There was no use acting as if she hadn’t it. By now, all of London had read that she was cuckolding Robert.

“I have read it.” Elizabeth would not allow the woman to upset her today. She gestured to her sitting area in front of the windows that overlooked the flowerbeds that were in full bloom.

When she’d first arrived in London, she’d created the design and worked it herself. It gave her a sense of peace when she’d first moved here. And it still did. Every time she gazed upon her garden, she could pretend she was still in Wickford with Robert and Ash, where their lives had been so simple. She smiled briefly at the row of trees that Robert had planted. It seemed as if he, too, needed a bit of the country in his everyday life.

“You’re smiling? There’s nothing humorous about my visit today.” Eleanor crossed the room and sat in the chair that overlooked the garden.

Elizabeth wanted to sigh aloud, but she kept her tongue. Aunt Eleanor knew that was her favorite chair. “Would you like tea?”

“No,” she scolded, then waved the paper in her hands. “You and Robert are the subject of today’s London-Town Tattler. Have you both thought about how you’re going to refute it?”

“Aunt Eleanor,” she replied in her most patient voice, which was difficult as she always felt on the defensive when Robert’s aunt visited. The woman never thought she did anything correctly. She always thought the worst of her. “My husband assured me that if it amounts to anything, he will take matters into his own hands.”

“Typical,” Aunt Eleanor scoffed. “Men never see the harm until it’s too late. You must do something.”

“And what would that be?” Elizabeth laced her hands together. She would not let the woman upset her further.

“Tell Mr. Hawksworth that he is no longer welcome in the house.” She waved her hand in the air as if batting away an annoying gnat. “It would be best if he returned to Wickford before things become worse. He can live with his brother and sister-in-law. I know Overton allows him to stay in the Dowager House when he visits. But it’s best if he’s with his family.”

Elizabeth’s blood began to boil. Naturally, Aunt Eleanor wanted Ash to leave. She always had ever since they’d arrived in London to live. She squeezed her clasped hands together in an effort to control her ire.

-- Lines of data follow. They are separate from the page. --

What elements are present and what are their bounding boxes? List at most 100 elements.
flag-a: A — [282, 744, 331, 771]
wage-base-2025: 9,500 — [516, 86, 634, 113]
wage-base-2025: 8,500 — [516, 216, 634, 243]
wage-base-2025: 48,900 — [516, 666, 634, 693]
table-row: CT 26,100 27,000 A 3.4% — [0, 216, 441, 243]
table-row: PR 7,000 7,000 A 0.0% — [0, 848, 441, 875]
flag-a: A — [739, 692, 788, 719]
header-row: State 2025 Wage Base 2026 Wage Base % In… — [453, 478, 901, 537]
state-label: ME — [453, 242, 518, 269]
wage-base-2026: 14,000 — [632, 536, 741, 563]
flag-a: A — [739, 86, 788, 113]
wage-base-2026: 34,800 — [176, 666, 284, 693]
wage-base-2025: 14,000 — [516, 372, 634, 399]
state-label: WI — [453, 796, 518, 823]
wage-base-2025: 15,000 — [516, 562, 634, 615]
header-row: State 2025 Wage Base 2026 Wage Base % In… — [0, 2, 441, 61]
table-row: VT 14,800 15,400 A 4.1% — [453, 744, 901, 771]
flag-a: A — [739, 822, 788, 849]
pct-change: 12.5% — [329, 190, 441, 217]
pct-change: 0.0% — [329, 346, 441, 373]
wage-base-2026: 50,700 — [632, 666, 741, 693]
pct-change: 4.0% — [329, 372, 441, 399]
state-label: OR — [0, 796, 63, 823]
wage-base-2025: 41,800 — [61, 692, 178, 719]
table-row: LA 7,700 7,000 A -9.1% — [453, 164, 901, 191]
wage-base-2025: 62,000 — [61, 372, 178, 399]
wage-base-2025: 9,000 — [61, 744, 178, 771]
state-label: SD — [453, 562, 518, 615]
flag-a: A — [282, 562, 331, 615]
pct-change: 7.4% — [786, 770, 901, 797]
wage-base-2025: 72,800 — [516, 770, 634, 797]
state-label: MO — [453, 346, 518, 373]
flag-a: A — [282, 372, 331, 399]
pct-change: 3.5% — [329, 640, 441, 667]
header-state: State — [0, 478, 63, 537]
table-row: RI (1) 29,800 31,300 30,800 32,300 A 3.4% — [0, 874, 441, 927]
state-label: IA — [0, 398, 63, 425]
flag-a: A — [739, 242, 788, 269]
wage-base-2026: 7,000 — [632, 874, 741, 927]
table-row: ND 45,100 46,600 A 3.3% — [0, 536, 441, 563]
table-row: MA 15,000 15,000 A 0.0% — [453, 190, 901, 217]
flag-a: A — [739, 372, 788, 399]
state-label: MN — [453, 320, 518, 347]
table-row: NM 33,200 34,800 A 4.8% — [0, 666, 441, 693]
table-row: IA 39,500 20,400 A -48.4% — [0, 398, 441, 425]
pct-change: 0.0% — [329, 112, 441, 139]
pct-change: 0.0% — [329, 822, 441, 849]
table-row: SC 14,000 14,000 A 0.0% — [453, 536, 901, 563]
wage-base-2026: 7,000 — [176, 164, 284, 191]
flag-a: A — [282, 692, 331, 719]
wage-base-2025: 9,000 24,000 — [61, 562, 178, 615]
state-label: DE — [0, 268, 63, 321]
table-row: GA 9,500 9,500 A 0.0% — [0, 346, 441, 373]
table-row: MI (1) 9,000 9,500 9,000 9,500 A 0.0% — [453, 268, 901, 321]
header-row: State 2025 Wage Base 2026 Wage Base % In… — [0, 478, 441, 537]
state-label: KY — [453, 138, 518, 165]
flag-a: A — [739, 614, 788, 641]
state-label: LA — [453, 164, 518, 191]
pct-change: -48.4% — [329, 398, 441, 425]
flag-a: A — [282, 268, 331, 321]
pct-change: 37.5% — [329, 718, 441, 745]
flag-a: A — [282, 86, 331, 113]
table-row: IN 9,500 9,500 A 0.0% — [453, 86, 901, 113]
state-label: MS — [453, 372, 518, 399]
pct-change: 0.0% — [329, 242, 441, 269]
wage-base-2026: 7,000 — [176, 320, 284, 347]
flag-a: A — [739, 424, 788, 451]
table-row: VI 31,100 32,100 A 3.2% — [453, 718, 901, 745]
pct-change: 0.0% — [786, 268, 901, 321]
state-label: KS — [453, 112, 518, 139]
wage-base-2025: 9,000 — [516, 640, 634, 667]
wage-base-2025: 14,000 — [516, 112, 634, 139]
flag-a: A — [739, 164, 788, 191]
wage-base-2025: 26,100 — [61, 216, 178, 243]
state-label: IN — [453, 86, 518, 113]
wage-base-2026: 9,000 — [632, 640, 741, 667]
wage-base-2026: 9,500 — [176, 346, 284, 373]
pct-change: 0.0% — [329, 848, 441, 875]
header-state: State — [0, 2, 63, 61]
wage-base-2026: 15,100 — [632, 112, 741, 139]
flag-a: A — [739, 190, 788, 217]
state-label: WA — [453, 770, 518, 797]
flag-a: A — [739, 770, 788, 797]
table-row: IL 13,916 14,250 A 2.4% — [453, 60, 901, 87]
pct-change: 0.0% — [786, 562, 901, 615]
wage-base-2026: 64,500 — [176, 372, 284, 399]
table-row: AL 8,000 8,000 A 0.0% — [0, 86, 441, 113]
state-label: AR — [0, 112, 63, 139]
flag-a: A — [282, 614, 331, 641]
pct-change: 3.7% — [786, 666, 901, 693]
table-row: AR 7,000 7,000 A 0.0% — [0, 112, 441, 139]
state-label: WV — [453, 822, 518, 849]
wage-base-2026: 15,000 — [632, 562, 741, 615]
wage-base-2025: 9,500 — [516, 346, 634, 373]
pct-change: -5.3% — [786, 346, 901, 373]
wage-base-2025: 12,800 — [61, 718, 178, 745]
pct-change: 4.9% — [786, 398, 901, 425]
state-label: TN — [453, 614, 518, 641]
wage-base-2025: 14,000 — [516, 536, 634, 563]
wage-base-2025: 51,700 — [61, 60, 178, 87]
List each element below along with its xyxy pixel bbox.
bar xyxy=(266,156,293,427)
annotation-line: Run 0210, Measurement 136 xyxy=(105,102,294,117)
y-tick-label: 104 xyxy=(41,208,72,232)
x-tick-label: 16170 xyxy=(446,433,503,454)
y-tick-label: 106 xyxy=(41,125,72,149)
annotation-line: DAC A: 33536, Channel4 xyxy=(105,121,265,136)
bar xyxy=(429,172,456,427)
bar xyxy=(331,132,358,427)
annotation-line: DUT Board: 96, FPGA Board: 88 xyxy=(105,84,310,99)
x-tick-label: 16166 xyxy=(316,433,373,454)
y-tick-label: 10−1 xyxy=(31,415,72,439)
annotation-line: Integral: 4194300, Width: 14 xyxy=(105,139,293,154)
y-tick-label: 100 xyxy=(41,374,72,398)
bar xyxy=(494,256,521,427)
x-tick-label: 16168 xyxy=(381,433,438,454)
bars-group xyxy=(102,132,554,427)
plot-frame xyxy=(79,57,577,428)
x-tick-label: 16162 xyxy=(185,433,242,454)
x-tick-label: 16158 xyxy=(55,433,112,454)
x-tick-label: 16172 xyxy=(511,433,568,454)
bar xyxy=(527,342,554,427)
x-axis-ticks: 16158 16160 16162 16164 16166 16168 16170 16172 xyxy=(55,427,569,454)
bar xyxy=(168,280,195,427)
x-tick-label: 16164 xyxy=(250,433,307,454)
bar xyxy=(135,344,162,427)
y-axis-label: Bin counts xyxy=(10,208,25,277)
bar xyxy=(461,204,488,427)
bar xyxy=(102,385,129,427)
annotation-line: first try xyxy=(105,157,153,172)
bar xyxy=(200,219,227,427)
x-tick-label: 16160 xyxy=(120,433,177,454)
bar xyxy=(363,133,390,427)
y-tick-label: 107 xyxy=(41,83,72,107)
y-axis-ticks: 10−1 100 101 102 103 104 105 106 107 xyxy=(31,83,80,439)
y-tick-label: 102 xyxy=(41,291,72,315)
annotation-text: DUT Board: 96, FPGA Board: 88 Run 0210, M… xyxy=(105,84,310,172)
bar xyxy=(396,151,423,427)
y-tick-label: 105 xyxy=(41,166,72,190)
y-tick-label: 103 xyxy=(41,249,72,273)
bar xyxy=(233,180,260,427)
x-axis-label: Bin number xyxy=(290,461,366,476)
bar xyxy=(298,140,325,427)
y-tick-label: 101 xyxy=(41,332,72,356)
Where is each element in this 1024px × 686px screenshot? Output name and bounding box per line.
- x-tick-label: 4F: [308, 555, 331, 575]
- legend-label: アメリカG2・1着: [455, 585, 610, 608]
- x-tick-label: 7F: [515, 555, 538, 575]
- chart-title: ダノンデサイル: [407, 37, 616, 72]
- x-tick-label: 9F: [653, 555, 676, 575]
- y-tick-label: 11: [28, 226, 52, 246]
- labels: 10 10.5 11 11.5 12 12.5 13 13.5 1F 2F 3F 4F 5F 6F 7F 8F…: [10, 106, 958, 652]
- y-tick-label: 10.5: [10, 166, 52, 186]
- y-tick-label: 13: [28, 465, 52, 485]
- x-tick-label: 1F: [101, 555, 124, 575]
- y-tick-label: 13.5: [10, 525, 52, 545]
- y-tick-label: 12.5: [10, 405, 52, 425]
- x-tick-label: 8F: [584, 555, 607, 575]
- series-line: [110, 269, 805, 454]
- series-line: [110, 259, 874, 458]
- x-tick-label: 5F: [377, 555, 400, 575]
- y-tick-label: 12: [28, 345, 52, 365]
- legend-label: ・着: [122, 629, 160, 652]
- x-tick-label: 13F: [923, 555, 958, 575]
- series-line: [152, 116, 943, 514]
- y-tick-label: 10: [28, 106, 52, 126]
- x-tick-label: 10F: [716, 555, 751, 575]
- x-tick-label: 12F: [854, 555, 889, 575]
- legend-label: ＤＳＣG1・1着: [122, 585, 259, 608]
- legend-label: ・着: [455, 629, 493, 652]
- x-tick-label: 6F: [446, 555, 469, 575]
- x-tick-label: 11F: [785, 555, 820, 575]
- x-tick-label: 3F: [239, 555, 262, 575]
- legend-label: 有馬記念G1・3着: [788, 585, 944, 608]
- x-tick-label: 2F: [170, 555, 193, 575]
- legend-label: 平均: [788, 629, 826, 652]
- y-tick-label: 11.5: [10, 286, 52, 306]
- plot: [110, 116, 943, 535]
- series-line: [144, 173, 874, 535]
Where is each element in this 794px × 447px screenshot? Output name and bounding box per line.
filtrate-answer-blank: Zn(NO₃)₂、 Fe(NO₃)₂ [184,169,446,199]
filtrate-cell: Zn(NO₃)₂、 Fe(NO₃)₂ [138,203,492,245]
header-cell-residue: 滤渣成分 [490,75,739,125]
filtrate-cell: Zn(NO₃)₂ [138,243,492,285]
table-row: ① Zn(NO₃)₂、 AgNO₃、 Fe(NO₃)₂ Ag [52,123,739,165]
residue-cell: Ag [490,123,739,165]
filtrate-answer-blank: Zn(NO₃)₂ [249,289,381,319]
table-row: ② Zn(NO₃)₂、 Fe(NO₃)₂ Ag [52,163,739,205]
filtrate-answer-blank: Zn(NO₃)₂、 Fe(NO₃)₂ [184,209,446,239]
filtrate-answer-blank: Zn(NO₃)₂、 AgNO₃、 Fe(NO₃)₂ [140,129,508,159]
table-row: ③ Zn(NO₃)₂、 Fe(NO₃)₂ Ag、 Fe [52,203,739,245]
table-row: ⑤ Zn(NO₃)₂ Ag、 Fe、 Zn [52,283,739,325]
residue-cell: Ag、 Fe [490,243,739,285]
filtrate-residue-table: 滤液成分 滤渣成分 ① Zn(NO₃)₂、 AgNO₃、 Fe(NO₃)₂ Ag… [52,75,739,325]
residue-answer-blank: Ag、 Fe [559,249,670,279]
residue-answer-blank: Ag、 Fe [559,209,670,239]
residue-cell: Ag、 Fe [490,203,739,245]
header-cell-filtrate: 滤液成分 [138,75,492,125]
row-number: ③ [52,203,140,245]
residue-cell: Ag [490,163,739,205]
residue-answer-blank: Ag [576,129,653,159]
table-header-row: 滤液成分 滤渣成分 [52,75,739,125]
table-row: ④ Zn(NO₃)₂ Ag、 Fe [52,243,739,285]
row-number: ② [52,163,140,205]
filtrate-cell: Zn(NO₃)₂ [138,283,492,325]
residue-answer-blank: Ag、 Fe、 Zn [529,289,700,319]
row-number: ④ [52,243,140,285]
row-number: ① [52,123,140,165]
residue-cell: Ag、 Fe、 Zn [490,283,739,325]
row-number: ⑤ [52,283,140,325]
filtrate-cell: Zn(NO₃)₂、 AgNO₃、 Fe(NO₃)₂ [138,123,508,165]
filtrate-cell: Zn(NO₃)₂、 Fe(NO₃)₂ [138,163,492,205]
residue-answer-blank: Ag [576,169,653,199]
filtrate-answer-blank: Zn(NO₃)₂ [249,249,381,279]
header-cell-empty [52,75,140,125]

“I fail to see how that would help matters, Aunt Eleanor.”

“Is it true you’re having an affair, then?” Eleanor’s mouth pursed like she’d sucked a lemon.

She caught the woman’s gaze, and for the first time that she could remember, Elizabeth refused to be the first to turn away. She would not answer such a demeaning question.

A sense of triumph flooded Elizabeth when the woman looked away and stared at the sheet. After a moment, she lifted her gaze to Elizabeth and smiled in that sickening sweet way of hers that meant she thought her niece-in-law had the intelligence of a toadstool.